We have a couple of containers that die sporadically (about 2-3 times per day). We have health checks associated with those and my gut is telling me that rancher is killing the container. Is there any log or UI that we can look at to see the history of the health checks against these services?

1 Like

FYI… removing the TCP health checks has resulted in our containers staying up. Appears there’s a problem with TCP health checks?

Hard to tell why without logging, but the container is probably actually not responding in the allowed timeout sometimes as far as haproxy is concerned, or else it wouldn’t get marked unhealthy. We might be the cause of that though, there is a lag in setting up new ipsec tunnels and I think existing ones may expire and get re-established after some period.

@alena logging failed checks? #2268

After troubleshooting with @tobowers on a different networking issue, we think this is related to the fact that certain AWS instances types do not work with IPsec.

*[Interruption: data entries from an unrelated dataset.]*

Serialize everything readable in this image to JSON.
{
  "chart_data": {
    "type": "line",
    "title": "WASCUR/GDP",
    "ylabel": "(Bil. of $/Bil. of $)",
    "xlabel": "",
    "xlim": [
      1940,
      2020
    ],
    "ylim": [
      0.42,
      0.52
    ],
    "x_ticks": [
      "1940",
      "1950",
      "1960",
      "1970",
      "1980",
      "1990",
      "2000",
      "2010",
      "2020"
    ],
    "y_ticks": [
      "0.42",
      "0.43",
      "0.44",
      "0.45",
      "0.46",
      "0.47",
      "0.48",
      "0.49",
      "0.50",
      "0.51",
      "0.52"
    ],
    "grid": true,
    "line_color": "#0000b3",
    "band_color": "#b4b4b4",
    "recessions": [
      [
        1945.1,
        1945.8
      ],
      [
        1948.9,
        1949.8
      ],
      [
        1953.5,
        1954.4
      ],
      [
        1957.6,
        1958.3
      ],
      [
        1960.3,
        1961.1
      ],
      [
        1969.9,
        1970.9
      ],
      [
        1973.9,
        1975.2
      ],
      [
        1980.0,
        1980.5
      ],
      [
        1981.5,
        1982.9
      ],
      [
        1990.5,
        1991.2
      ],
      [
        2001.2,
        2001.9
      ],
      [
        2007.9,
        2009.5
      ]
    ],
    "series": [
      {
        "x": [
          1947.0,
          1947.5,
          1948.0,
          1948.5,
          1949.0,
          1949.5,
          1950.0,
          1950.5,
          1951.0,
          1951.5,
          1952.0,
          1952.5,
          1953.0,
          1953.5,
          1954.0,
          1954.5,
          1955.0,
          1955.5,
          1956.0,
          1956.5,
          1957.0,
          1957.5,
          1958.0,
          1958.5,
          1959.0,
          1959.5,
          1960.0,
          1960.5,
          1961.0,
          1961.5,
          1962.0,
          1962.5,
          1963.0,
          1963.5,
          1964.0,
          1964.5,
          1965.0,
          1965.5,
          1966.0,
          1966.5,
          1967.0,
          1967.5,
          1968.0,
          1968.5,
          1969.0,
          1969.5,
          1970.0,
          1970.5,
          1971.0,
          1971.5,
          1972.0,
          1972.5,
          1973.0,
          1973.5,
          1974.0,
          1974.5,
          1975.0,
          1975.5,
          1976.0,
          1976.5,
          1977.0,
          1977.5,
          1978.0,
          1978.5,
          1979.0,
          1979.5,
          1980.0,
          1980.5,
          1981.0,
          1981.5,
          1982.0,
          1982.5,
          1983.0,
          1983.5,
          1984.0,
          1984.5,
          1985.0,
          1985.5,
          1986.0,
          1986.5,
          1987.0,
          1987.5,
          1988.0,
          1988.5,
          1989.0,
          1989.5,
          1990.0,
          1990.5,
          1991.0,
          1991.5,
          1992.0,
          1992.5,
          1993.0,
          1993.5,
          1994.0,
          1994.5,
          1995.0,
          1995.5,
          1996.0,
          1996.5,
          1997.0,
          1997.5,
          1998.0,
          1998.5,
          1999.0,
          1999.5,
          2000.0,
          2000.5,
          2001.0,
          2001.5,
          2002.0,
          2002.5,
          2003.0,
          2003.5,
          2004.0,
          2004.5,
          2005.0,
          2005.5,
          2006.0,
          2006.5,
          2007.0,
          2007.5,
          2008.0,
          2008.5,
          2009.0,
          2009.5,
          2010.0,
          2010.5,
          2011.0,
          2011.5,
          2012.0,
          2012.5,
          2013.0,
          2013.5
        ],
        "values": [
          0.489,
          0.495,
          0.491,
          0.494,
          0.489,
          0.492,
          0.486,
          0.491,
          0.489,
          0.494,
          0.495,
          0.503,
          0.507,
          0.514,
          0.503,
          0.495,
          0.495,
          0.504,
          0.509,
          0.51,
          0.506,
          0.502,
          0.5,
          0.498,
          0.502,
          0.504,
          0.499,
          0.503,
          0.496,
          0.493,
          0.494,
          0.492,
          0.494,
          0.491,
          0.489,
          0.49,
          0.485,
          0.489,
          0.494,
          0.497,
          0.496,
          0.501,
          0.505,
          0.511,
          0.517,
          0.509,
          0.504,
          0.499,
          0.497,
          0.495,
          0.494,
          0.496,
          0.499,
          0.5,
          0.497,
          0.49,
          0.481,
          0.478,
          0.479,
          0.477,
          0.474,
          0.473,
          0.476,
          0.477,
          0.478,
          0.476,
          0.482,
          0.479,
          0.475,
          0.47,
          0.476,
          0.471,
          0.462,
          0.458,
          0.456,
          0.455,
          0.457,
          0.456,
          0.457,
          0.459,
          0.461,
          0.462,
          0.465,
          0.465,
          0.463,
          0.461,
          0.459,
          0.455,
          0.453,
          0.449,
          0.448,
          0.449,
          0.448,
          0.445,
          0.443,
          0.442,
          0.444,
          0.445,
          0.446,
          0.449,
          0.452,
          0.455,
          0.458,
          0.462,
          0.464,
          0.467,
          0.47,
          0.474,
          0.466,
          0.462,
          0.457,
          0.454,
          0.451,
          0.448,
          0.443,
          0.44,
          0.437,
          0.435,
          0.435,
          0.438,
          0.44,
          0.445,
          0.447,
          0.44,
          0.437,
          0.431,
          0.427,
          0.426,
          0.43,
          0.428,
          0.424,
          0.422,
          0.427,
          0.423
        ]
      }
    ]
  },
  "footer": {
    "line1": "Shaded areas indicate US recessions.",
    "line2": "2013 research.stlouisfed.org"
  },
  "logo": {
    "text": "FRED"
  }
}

Created this issue to track the AWS instance issue:
https://github.com/rancher/rancher/issues/2332

Hi, I had this same experience yesterday while trying to bring up a stack with just 1 container in it, with health check on (1 minute intervals) it would be restarted usually after around 40-45 minutes of uptime, as soon as I took the health check off it’s now been up for 15 hours. I’m using a separate host for Rancher management and the stack was deployed on a separate clean Ubuntu host (not sure this is relevant but thought I’d include it for reference).

Thanks,
John